In particolare, causa intentata da Smith e Santana sostiene che un caso realmente accaduto nel giugno 2016, in cui sono stati sequestrati più di 21 milioni di dollari, sia stato fonte di ispirazione per il film, il quale si apre con la didascaslia “ispirato a eventi reali”.
Smith e Santana non vengono nominati nel film, tuttavia nell’esposto si afferma che «l’uso da parte del film di dettagli unici e non generici dell’indagine del 29 giugno 2016, combinato con l’ambientazione a Miami-Dade e la rappresentazione di una squadra di narcotici, crea una ragionevole deduzione che gli agenti raffigurati siano i querelanti.»
Nel film, i personaggi delle forze dell’ordine interpretati da Affleck e Damon infrangono ampiamente la legge, come in una scena in cui il personaggio di Affleck non esita a eliminare un agente della DEA. Sempre secondo quanto riportato da Entertainment Weekly:
«Gli avvocati dei querelanti sostengono che gli imputati hanno risposto alla loro indagine dopo l’uscita del film nel gennaio 2026 affermando che “tali preoccupazioni sono infondate perché il film non nomina espressamente il sergente Smith e non vi è alcuna implicazione che i querelanti avessero commesso alcuna cattiva condotta nel film”.»
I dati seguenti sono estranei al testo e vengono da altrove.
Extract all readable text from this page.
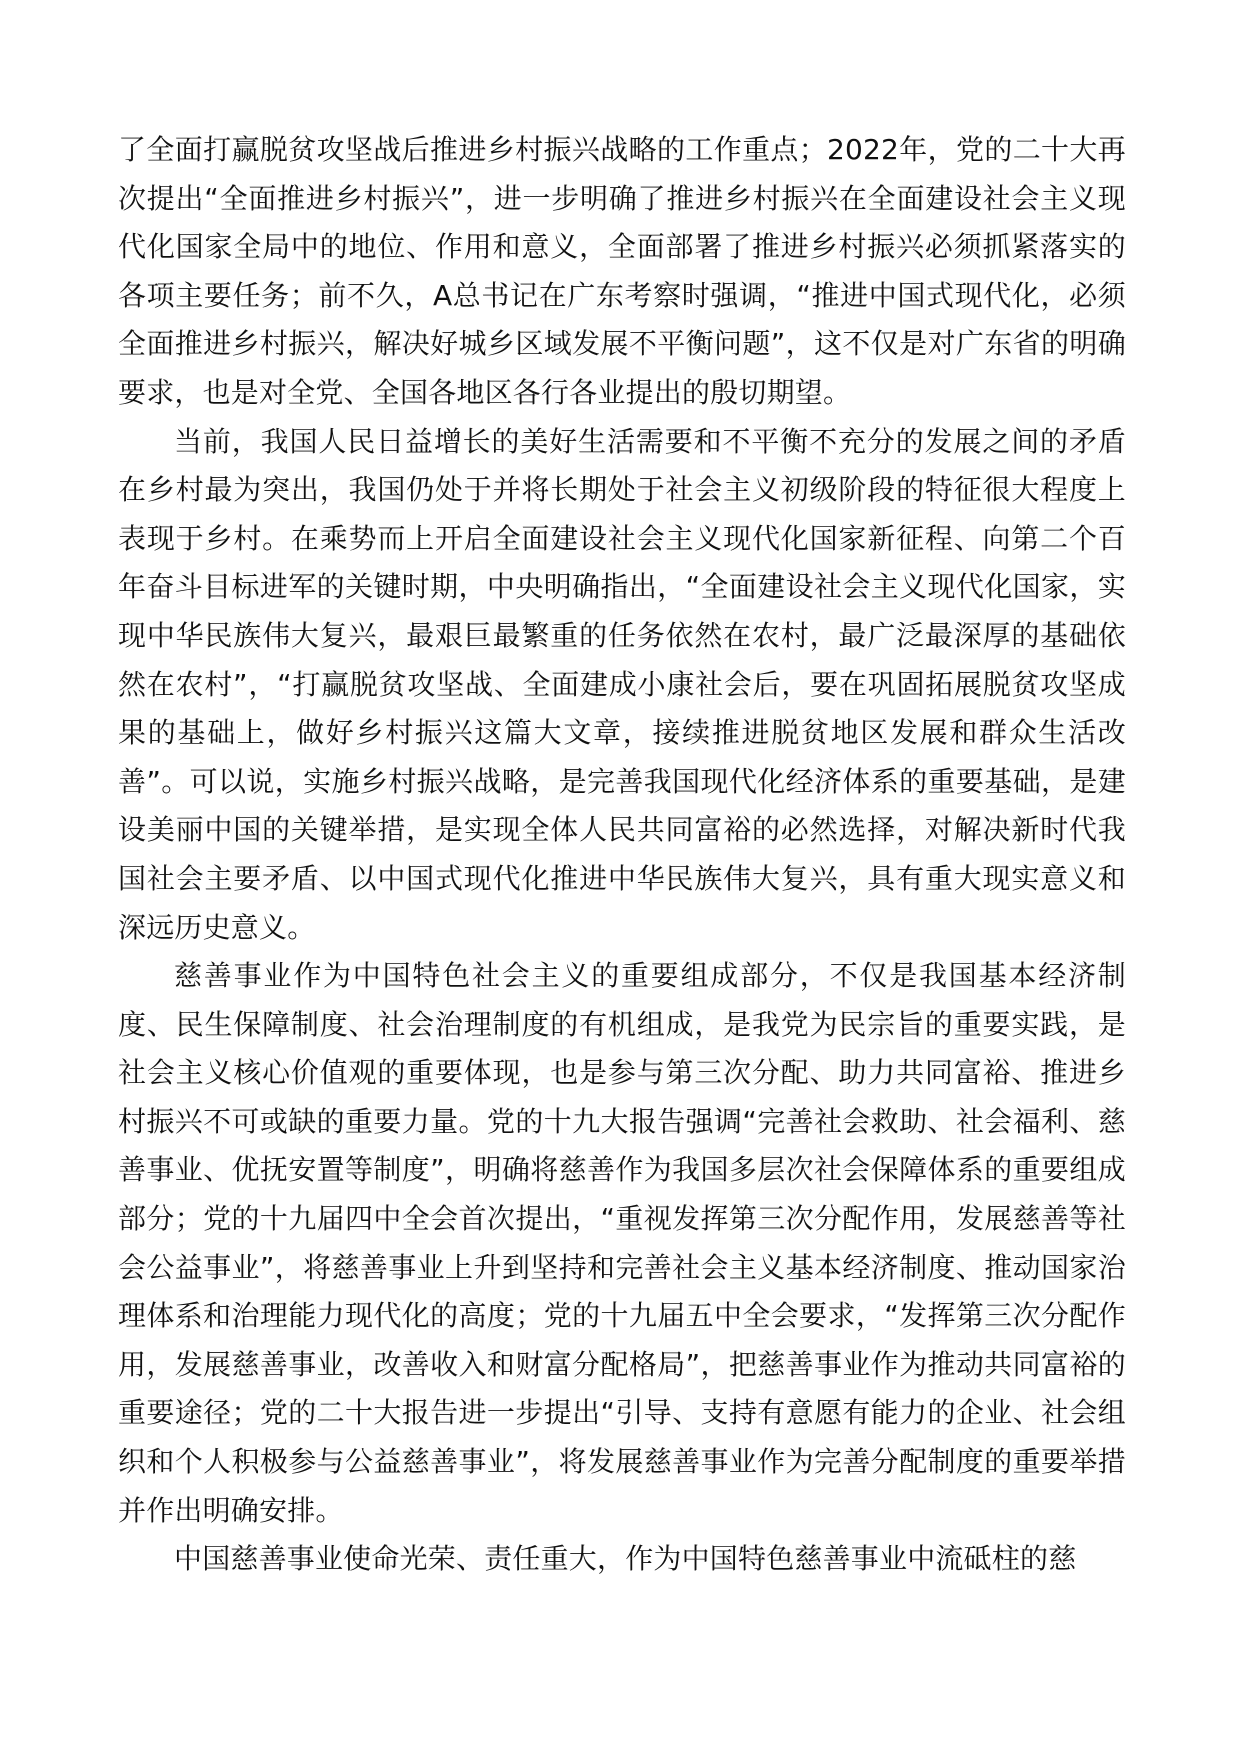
了全面打赢脱贫攻坚战后推进乡村振兴战略的工作重点；2022年，党的二十大再次提出“全面推进乡村振兴”，进一步明确了推进乡村振兴在全面建设社会主义现代化国家全局中的地位、作用和意义，全面部署了推进乡村振兴必须抓紧落实的各项主要任务；前不久，A总书记在广东考察时强调，“推进中国式现代化，必须全面推进乡村振兴，解决好城乡区域发展不平衡问题”，这不仅是对广东省的明确要求，也是对全党、全国各地区各行各业提出的殷切期望。

当前，我国人民日益增长的美好生活需要和不平衡不充分的发展之间的矛盾在乡村最为突出，我国仍处于并将长期处于社会主义初级阶段的特征很大程度上表现于乡村。在乘势而上开启全面建设社会主义现代化国家新征程、向第二个百年奋斗目标进军的关键时期，中央明确指出，“全面建设社会主义现代化国家，实现中华民族伟大复兴，最艰巨最繁重的任务依然在农村，最广泛最深厚的基础依然在农村”，“打赢脱贫攻坚战、全面建成小康社会后，要在巩固拓展脱贫攻坚成果的基础上，做好乡村振兴这篇大文章，接续推进脱贫地区发展和群众生活改善”。可以说，实施乡村振兴战略，是完善我国现代化经济体系的重要基础，是建设美丽中国的关键举措，是实现全体人民共同富裕的必然选择，对解决新时代我国社会主要矛盾、以中国式现代化推进中华民族伟大复兴，具有重大现实意义和深远历史意义。

慈善事业作为中国特色社会主义的重要组成部分，不仅是我国基本经济制度、民生保障制度、社会治理制度的有机组成，是我党为民宗旨的重要实践，是社会主义核心价值观的重要体现，也是参与第三次分配、助力共同富裕、推进乡村振兴不可或缺的重要力量。党的十九大报告强调“完善社会救助、社会福利、慈善事业、优抚安置等制度”，明确将慈善作为我国多层次社会保障体系的重要组成部分；党的十九届四中全会首次提出，“重视发挥第三次分配作用，发展慈善等社会公益事业”，将慈善事业上升到坚持和完善社会主义基本经济制度、推动国家治理体系和治理能力现代化的高度；党的十九届五中全会要求，“发挥第三次分配作用，发展慈善事业，改善收入和财富分配格局”，把慈善事业作为推动共同富裕的重要途径；党的二十大报告进一步提出“引导、支持有意愿有能力的企业、社会组织和个人积极参与公益慈善事业”，将发展慈善事业作为完善分配制度的重要举措并作出明确安排。

中国慈善事业使命光荣、责任重大，作为中国特色慈善事业中流砥柱的慈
Gli avvocati di Smith e Santana chiedono “una ritrattazione e correzione pubblica,” inclusa “l’aggiunta di un’importante clausola di esclusione di responsabilità” al film, e sempre secondo la testata, i due ufficiali chiederebbero anche il risarcimento di “danni compensativi, danni punitivi e spese legali”. Insomma, per Ben Affleck e Matt Damon si prospetta una dura battaglia in tribunale per far valere le proprie ragioni.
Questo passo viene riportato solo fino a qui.